Abri a geladeira. Eu já esperava, mas nunca deixo de ficar um pouco surpreso. Costume. Todo o conteúdo da geladeira consistia em: Um hambúrguer Hot Pocket pela metade, pronto para ser requentado (nem ao menos estava no congelador), tic-tacs (vários, não sei o porquê), um coco aberto, um Tetra Pack de água de coco (vazio) e uma jarra de um tang de pêssego, que foi o escolhido para o meu deleite.

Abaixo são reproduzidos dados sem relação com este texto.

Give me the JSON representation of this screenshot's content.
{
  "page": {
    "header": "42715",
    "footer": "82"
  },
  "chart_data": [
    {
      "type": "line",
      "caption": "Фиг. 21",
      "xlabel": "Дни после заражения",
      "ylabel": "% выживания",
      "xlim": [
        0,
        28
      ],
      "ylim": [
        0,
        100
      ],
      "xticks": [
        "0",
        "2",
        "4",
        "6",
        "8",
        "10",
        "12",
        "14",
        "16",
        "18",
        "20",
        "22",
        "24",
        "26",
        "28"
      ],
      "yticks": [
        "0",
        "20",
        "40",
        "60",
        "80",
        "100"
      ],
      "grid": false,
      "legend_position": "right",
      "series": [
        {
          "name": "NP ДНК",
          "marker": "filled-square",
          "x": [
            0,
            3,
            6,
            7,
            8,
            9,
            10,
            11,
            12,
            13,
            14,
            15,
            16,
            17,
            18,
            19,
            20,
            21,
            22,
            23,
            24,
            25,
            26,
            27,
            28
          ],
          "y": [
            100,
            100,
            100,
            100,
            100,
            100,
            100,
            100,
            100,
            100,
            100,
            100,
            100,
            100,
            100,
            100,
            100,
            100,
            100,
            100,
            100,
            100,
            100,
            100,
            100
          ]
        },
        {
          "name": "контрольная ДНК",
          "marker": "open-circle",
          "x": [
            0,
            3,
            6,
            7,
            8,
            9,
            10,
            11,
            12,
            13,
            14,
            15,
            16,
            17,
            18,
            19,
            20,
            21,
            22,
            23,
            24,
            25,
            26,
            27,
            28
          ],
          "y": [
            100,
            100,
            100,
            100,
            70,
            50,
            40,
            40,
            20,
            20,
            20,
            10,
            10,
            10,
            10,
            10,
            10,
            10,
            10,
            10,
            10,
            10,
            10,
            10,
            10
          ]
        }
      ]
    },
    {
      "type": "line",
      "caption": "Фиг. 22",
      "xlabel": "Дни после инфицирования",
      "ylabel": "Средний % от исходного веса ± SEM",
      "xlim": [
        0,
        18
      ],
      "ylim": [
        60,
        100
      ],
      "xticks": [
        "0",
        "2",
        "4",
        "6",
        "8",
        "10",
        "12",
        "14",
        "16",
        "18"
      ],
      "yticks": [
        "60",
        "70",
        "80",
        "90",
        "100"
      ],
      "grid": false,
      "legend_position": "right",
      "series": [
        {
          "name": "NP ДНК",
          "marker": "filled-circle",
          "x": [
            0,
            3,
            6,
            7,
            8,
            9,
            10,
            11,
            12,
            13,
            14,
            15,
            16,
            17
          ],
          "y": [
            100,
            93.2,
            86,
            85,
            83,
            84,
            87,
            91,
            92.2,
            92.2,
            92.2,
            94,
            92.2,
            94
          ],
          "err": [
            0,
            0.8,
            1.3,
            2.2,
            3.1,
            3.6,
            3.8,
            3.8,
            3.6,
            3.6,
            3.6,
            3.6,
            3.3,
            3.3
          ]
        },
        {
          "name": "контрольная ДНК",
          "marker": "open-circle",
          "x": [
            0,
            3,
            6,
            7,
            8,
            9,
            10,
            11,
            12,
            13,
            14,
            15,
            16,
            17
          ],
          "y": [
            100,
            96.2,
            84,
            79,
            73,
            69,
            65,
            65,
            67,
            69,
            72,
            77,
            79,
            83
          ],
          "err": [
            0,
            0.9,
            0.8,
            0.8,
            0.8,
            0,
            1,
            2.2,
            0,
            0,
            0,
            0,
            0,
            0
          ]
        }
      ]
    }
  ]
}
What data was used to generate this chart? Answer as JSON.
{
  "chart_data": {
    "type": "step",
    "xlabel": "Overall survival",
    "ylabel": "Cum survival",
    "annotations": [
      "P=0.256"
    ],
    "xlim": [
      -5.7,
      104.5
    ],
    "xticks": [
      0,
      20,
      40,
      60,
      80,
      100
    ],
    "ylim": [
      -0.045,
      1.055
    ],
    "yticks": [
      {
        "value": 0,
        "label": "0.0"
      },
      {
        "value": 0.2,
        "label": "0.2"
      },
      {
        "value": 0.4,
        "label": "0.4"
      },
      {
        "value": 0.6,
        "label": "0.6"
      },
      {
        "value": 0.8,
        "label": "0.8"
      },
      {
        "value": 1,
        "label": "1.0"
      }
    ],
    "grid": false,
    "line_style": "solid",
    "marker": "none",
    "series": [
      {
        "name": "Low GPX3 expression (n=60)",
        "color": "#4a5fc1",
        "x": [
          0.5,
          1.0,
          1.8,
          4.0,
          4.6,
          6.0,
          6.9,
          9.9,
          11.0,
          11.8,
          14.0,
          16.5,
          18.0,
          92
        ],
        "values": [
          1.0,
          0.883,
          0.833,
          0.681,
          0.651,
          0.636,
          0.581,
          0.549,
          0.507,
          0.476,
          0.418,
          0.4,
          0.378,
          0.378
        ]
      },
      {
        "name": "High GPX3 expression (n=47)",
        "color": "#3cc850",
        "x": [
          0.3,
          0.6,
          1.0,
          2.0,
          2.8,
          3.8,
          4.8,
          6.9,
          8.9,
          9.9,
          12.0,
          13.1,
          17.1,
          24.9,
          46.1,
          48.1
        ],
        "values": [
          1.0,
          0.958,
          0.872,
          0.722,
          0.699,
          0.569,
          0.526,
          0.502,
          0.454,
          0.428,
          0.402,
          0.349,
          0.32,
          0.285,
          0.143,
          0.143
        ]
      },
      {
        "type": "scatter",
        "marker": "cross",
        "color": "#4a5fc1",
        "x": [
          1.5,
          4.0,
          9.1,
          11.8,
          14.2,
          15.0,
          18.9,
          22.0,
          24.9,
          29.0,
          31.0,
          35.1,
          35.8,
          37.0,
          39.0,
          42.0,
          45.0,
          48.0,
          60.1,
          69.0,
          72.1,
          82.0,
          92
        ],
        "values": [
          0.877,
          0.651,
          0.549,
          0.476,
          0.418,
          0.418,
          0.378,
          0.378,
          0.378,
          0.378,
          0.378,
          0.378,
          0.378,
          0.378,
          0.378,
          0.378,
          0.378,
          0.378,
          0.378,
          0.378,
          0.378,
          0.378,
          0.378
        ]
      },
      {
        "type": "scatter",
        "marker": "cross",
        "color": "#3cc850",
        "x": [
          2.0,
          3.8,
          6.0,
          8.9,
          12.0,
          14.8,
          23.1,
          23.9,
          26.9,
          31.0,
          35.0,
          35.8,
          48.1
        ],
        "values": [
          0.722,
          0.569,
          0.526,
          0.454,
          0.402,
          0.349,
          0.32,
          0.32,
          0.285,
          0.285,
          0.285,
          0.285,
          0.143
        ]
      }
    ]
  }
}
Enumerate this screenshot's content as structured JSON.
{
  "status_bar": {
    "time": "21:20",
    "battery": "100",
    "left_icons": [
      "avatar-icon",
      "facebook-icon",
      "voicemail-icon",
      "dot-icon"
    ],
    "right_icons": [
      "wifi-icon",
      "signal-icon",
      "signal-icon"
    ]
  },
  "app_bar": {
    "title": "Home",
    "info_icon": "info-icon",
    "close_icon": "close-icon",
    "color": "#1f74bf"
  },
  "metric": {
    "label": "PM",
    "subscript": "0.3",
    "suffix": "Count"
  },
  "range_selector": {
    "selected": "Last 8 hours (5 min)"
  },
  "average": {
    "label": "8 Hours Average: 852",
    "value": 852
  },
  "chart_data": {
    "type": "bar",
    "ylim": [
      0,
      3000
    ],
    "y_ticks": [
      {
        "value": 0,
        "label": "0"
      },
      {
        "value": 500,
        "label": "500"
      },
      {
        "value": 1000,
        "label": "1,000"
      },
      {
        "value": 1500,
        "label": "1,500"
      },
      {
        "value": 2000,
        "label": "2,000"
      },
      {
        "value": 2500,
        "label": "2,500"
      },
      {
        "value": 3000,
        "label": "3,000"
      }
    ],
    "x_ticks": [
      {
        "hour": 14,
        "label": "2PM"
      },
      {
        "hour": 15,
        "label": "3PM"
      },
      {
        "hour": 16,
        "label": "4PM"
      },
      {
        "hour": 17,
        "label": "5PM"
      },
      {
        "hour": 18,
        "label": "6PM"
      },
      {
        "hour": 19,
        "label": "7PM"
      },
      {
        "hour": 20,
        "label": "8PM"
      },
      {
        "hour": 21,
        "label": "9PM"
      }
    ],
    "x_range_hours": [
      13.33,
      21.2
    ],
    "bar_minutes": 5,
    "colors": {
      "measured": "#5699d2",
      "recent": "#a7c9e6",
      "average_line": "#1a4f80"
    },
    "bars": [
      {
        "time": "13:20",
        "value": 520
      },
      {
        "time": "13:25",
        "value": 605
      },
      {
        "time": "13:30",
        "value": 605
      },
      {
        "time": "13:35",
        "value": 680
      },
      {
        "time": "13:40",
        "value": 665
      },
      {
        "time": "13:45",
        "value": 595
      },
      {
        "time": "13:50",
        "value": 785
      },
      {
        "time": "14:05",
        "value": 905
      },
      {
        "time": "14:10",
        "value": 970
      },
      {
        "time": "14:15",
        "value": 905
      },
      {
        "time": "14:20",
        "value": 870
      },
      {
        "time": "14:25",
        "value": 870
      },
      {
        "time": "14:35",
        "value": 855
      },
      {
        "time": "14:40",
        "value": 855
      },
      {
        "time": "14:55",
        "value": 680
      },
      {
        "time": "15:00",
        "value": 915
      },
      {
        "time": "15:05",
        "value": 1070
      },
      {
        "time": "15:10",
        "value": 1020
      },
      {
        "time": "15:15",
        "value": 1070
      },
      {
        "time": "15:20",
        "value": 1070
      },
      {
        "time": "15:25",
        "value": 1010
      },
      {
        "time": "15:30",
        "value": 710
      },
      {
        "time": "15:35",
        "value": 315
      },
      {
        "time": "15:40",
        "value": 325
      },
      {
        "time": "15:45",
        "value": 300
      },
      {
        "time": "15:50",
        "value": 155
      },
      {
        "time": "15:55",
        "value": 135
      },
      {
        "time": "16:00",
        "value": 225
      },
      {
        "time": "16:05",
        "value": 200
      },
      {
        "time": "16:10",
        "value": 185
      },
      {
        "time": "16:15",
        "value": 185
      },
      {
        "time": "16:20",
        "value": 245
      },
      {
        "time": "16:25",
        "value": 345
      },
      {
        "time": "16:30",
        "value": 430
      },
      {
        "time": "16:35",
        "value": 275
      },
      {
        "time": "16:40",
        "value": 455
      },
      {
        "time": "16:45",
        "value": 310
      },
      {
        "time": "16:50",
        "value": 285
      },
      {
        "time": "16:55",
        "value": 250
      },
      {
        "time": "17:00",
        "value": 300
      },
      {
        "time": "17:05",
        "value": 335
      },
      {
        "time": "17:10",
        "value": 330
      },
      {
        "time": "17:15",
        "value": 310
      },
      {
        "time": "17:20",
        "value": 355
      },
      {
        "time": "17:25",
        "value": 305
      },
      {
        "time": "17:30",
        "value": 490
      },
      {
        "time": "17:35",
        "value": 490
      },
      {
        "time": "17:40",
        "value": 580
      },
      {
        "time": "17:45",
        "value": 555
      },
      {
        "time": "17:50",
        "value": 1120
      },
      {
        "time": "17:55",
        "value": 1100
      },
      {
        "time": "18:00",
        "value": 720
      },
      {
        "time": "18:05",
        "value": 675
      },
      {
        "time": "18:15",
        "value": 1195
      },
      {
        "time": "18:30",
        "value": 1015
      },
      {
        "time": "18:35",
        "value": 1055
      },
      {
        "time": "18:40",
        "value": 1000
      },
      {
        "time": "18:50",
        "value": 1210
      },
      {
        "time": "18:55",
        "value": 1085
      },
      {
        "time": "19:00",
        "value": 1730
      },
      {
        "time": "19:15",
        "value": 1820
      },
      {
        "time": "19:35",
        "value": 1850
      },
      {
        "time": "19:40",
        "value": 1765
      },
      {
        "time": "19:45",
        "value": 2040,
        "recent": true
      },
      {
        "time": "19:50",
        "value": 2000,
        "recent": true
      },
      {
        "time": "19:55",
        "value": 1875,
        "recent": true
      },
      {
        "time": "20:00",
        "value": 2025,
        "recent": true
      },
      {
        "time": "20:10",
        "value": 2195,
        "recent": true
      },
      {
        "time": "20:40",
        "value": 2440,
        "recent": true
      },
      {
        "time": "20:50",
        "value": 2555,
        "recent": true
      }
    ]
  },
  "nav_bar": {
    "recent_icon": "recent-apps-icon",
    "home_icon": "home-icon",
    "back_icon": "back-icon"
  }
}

- Cara, Manoel, eu só me mexo na vida hoje para fazer duas coisas (mostrando dois dedos, claro). Treinar os meus pokemons ou tentar escrever alguma coisa. Senão, vou me ater ao plano original mesmo. Que é ficar deitado olhando para o teto e contando quanto teias de aranha novas surgiram de ontem pra hoje. Ou no máximo, se você quiser ficar aqui, assistir e comentar sarcasticamente as suas frustrações com sonic e jogos antigos em geral.

- Escrever cara?

- É. Sei lá. Faz tempo.

- Cara, bah, tu tá fazendo tudo errado, tudo errado cara. Não é assim que tu vai conseguir escrever alguma coisa, não é assim. Há quanto tempo tu não escreve algo que presta? Há quanto tempo? Bah se liga cara. Há quanto tempo você não sai na rua direito? Desde aquele dia? É né cara? Alguém me disse, não lembro quem, não lembro mesmo. Mas alguém me disse, e bah, é uma daquelas coisas que eu senti que eu tinha que lembrar cara. Era que, pra escrever você precisa de duas coisas, mas são duas coisas muito simples cara, realmente muito simples. Bah, simples demais, até eu tenho isso. Não que eu seja simples, mas bom, tu me entendeu cara. É fácil, e ainda assim tu faz tudo errado de qualquer jeito.

- O que é?

- Viver e sentir cara, bah, tu só precisa viver e sentir. Mesmo. Não tem erro. Sem medo.

Pensei.

- É, acho que você tem razão. Vai ser bom dar uma saída. Não deixar o domingo acabar comigo, sei lá. É um costume.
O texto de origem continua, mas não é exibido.